Nane, yapısı gereği polifenol, flavonoid ve antioksidan içerir. Antioksidanlar, hücrelerin hasara neden olan serbest radikallere karşı korunmasına yardımcı olur.

Nane aynı zamanda vücuttaki inflamasyonu azaltmaya yardımcı olarak bağışıklık sistemini güçlendirir. Araştırmalar nanenin antikanser aktivite gösterdiğini bile kanıtladı.

Nanenin diş macunu ve gargaradan sakıza kadar sayısız ağız bakım ürününe dahil edilmesinin arkasında iyi bir neden var.

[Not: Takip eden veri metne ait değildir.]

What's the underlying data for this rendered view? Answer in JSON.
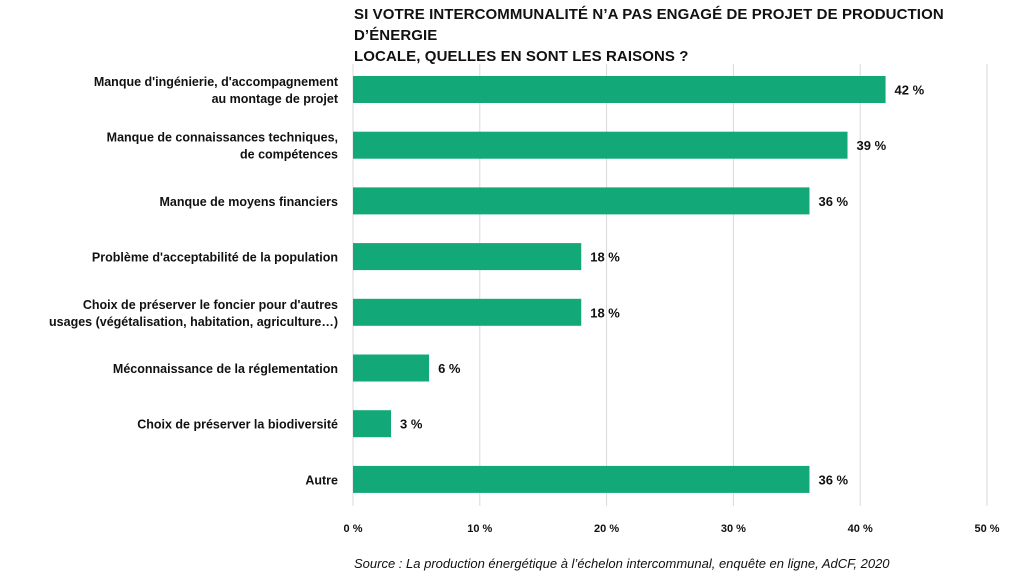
{
  "title_lines": [
    "SI VOTRE INTERCOMMUNALITÉ N’A PAS ENGAGÉ DE PROJET DE PRODUCTION D’ÉNERGIE",
    "LOCALE, QUELLES EN SONT LES RAISONS ?"
  ],
  "source": "Source : La production énergétique à l’échelon intercommunal, enquête en ligne, AdCF, 2020",
  "colors": {
    "bar": "#12A878",
    "grid": "#d9d9d9",
    "text": "#111111"
  },
  "chart_data": {
    "type": "bar",
    "orientation": "horizontal",
    "categories": [
      [
        "Manque d'ingénierie, d'accompagnement",
        "au montage de projet"
      ],
      [
        "Manque de connaissances techniques,",
        "de compétences"
      ],
      [
        "Manque de moyens financiers"
      ],
      [
        "Problème d'acceptabilité de la population"
      ],
      [
        "Choix de préserver le foncier pour d'autres",
        "usages (végétalisation, habitation, agriculture…)"
      ],
      [
        "Méconnaissance de la réglementation"
      ],
      [
        "Choix de préserver la biodiversité"
      ],
      [
        "Autre"
      ]
    ],
    "values": [
      42,
      39,
      36,
      18,
      18,
      6,
      3,
      36
    ],
    "value_labels": [
      "42 %",
      "39 %",
      "36 %",
      "18 %",
      "18 %",
      "6 %",
      "3 %",
      "36 %"
    ],
    "xlim": [
      0,
      50
    ],
    "xticks": [
      0,
      10,
      20,
      30,
      40,
      50
    ],
    "xtick_labels": [
      "0 %",
      "10 %",
      "20 %",
      "30 %",
      "40 %",
      "50 %"
    ],
    "grid": "vertical",
    "xlabel": "",
    "ylabel": ""
  }
}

Sağlık sorunlarını önlemek veya tedavi etmeye yardımcı olmak için antibakteriyel, antifungal ve antibiyofilm özelliklerine de sahiptir.

Nane üzerine devam eden çalışmalar nanenin, biyoaktif bileşik içeriği nedeniyle, beyin sağlığı ve uykunun çeşitli yönlerine olumlu yönde fayda sağladığını da ortaya çıkardı.

2018 yılında yapılan bir çalışmada nanenin bilişsel işlevi iyileştirdiği ve zihinsel yorgunluğu azalttığı keşfedildi.

Bu arada, 2021 yılında üniversite öğrencileri üzerinde yapılan bir araştırmada, nanenin hafızayı ve uyku kalitesini iyileştirirken stres ve kaygı belirtilerini azalttığı da görüldü.

Faydası saymakla bitmeyen nane bağırsak sağlığını da düzenliyor. Nane gaz ve şişkinlikten kabızlık ve ishale kadar her türlü bağırsak rahatsızlığını ortadan kaldırıyor. Antioksidan bakımından zengin olduğundan kalp hastalığı ve diyabet gibi kronik hastalıkların önlenmesine yardımcı olabilir.

Peki nanenin tüm faydalarından yararlanmak için günlük olarak ne kadar tüketmeliyiz? Bilinen anlamda resmi bir öneri olmasa da, nane günlük olarak çok aşırıya kaçılmadığı sürece güvenle tüketilebilir. İsterseniz naneden çay yapın isterseniz naneli bir salata yapın ya da smoothie formuna getirerek tüketin.